For any session where import_fhir_response encountered an unrecognised answer format or an unresolvable linkId, a row is written to data_quality_flag rather than raising an exception. Check it after any bulk import:

-- Query the OLTP via the ATTACH from the setup at the top of the page
SELECT rule_name, severity, message, COUNT(*) AS n
FROM oltp.data_quality_flag
WHERE is_resolved = 0
GROUP BY rule_name, severity, message
ORDER BY n DESC;

In this demo the table is empty — the synthetic responses were well-formed.
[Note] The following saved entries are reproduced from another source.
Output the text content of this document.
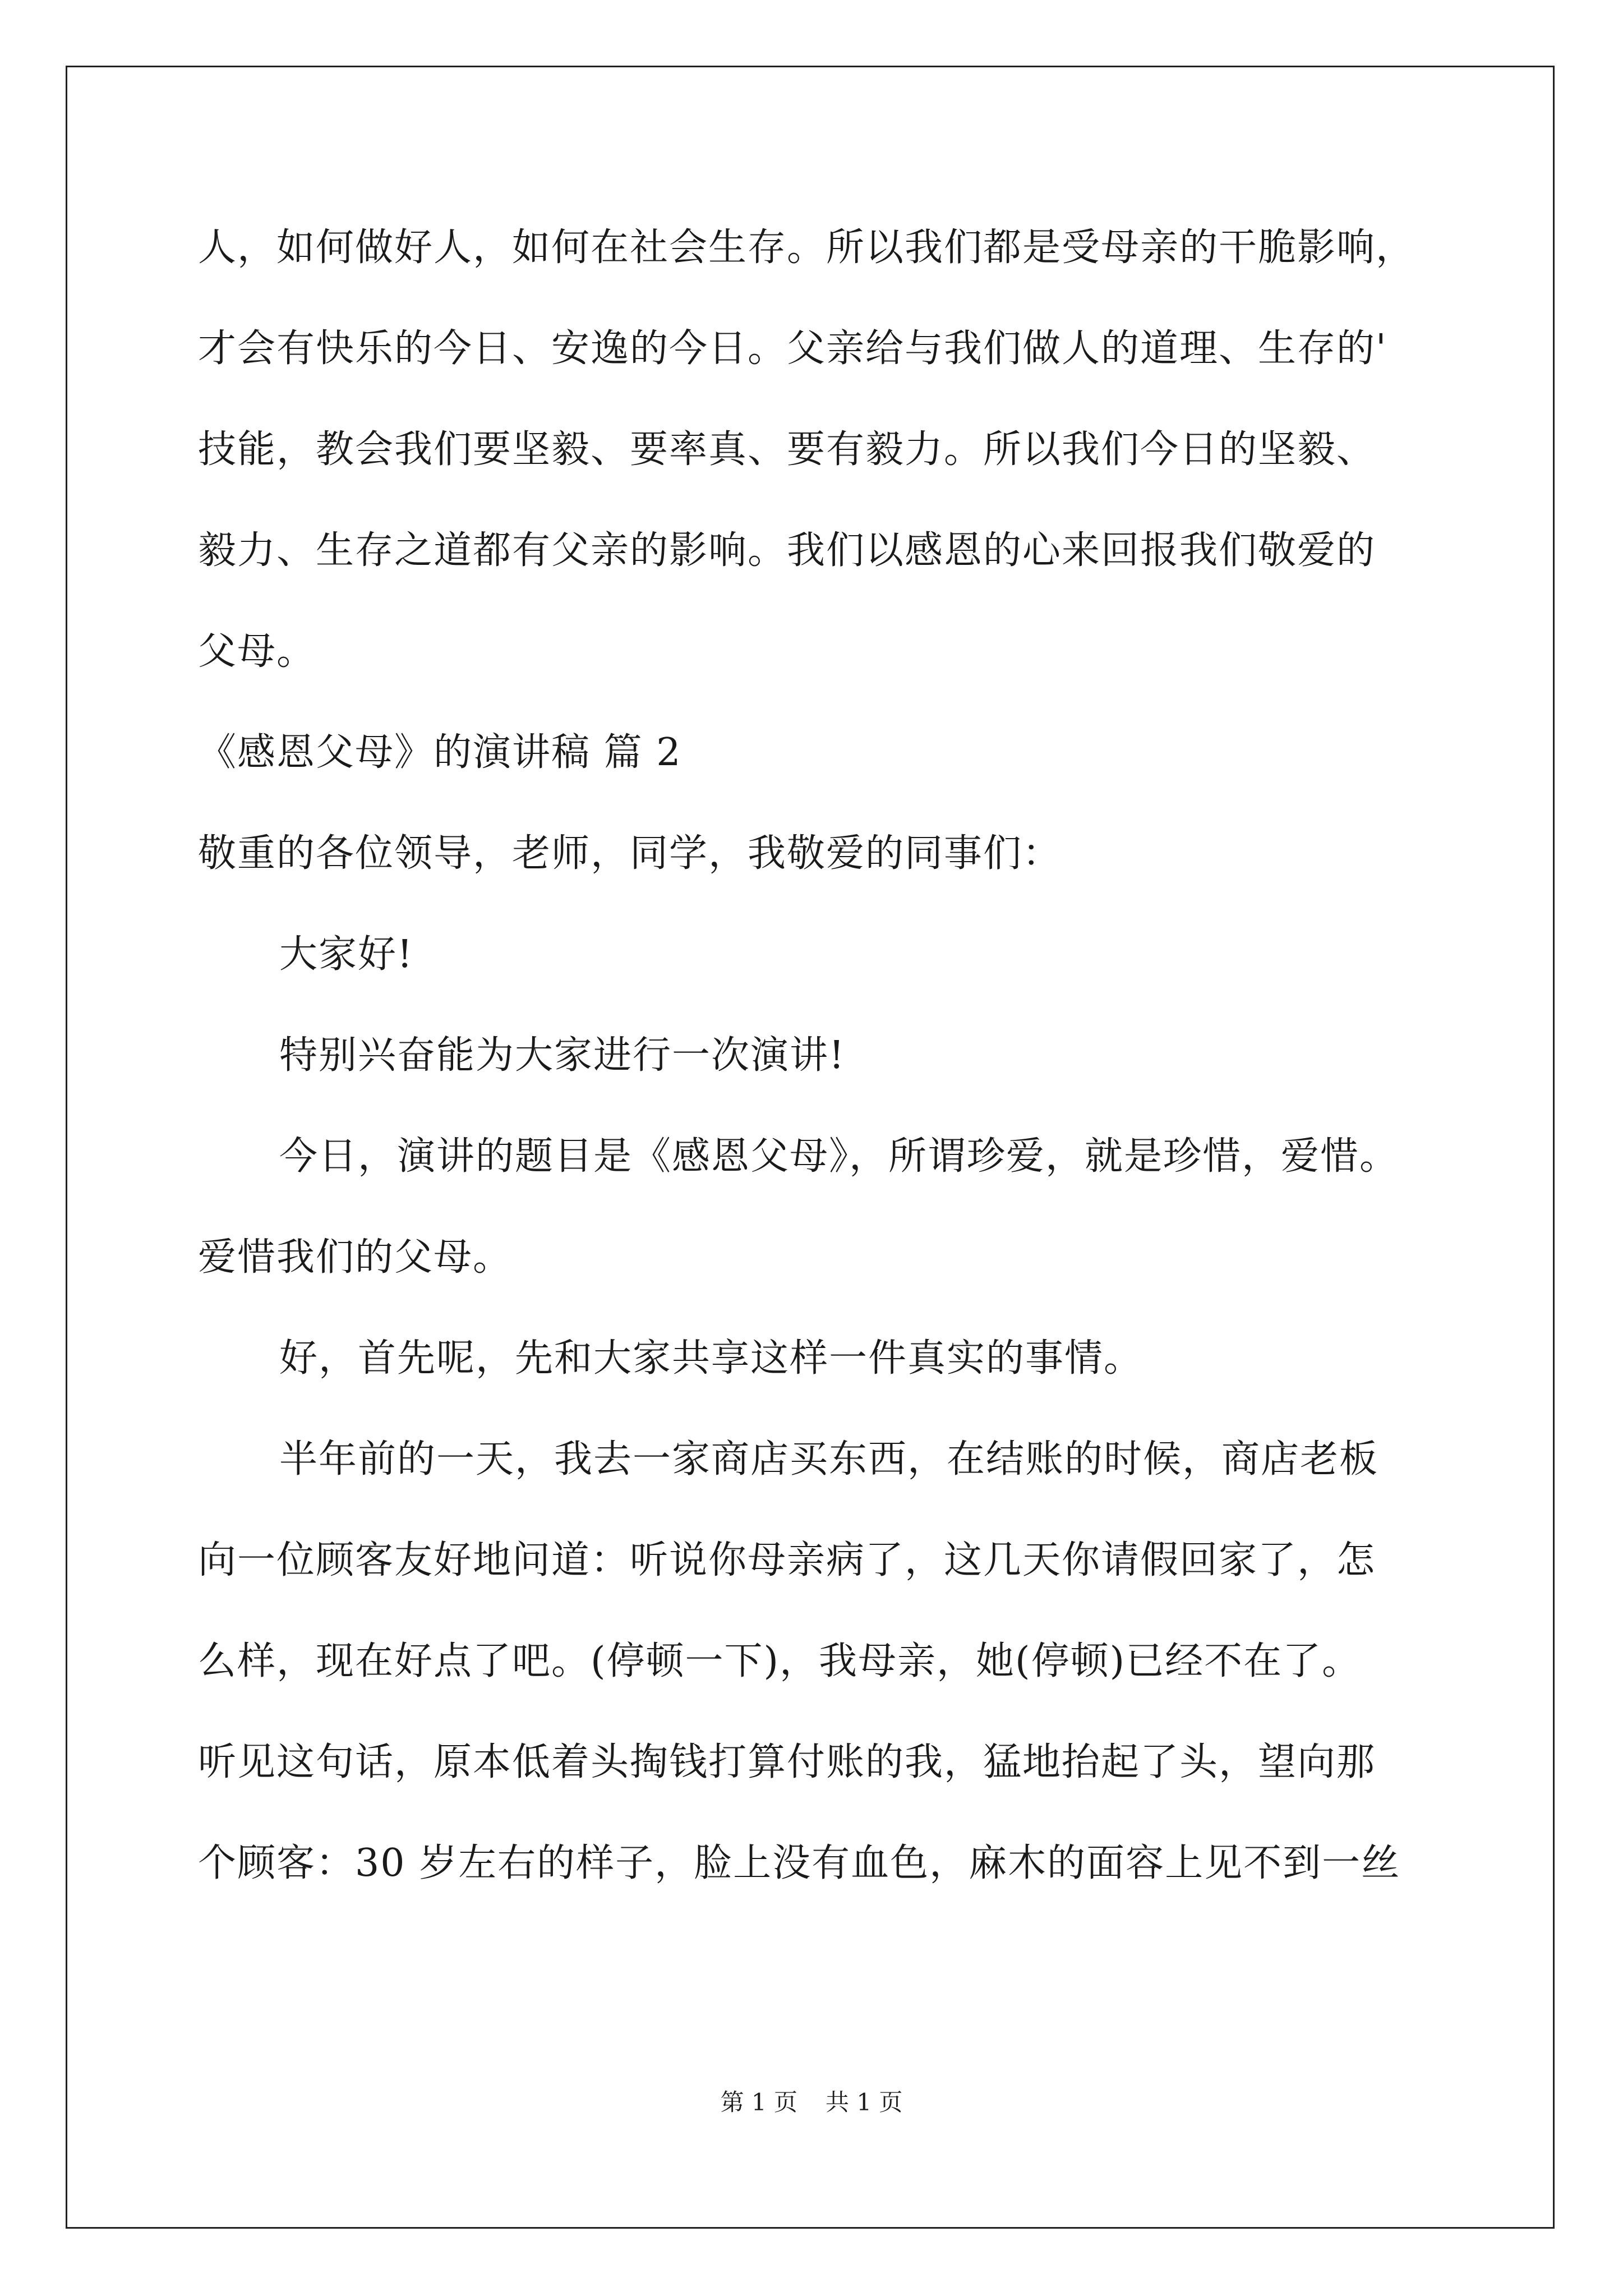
人，如何做好人，如何在社会生存。所以我们都是受母亲的干脆影响，
才会有快乐的今日、安逸的今日。父亲给与我们做人的道理、生存的'
技能，教会我们要坚毅、要率真、要有毅力。所以我们今日的坚毅、
毅力、生存之道都有父亲的影响。我们以感恩的心来回报我们敬爱的
父母。
《感恩父母》的演讲稿 篇 2
敬重的各位领导，老师，同学，我敬爱的同事们：
大家好!
特别兴奋能为大家进行一次演讲!
今日，演讲的题目是《感恩父母》，所谓珍爱，就是珍惜，爱惜。
爱惜我们的父母。
好，首先呢，先和大家共享这样一件真实的事情。
半年前的一天，我去一家商店买东西，在结账的时候，商店老板
向一位顾客友好地问道：听说你母亲病了，这几天你请假回家了，怎
么样，现在好点了吧。(停顿一下)，我母亲，她(停顿)已经不在了。
听见这句话，原本低着头掏钱打算付账的我，猛地抬起了头，望向那
个顾客：30 岁左右的样子，脸上没有血色，麻木的面容上见不到一丝
第 1 页 共 1 页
In production, common sources of flags are:

FHIR responses from delivery tools that omit optional fields
Responses referencing a questionnaire version that has since been superseded
Answer values outside the declared numeric range for a question

Errata log¶

For documented data quality events — a delivery platform bug, a protocol deviation, a discovered instrument error — use the errata log rather than modifying the underlying responses:

SELECT errata_id, event_type, severity, title,
       affects_session_from, affects_session_to, analyst_guidance
FROM oltp.study_errata_log
WHERE status = 'open'
ORDER BY CASE severity
    WHEN 'critical'      THEN 1
    WHEN 'major'         THEN 2
    WHEN 'minor'         THEN 3
    WHEN 'informational' THEN 4
END;

Errata are preserved across merges — an analyst querying a combined multi-site database sees all site-level errata entries.

For the full errata API and versioning model, see Instrument Versioning & Data Governance.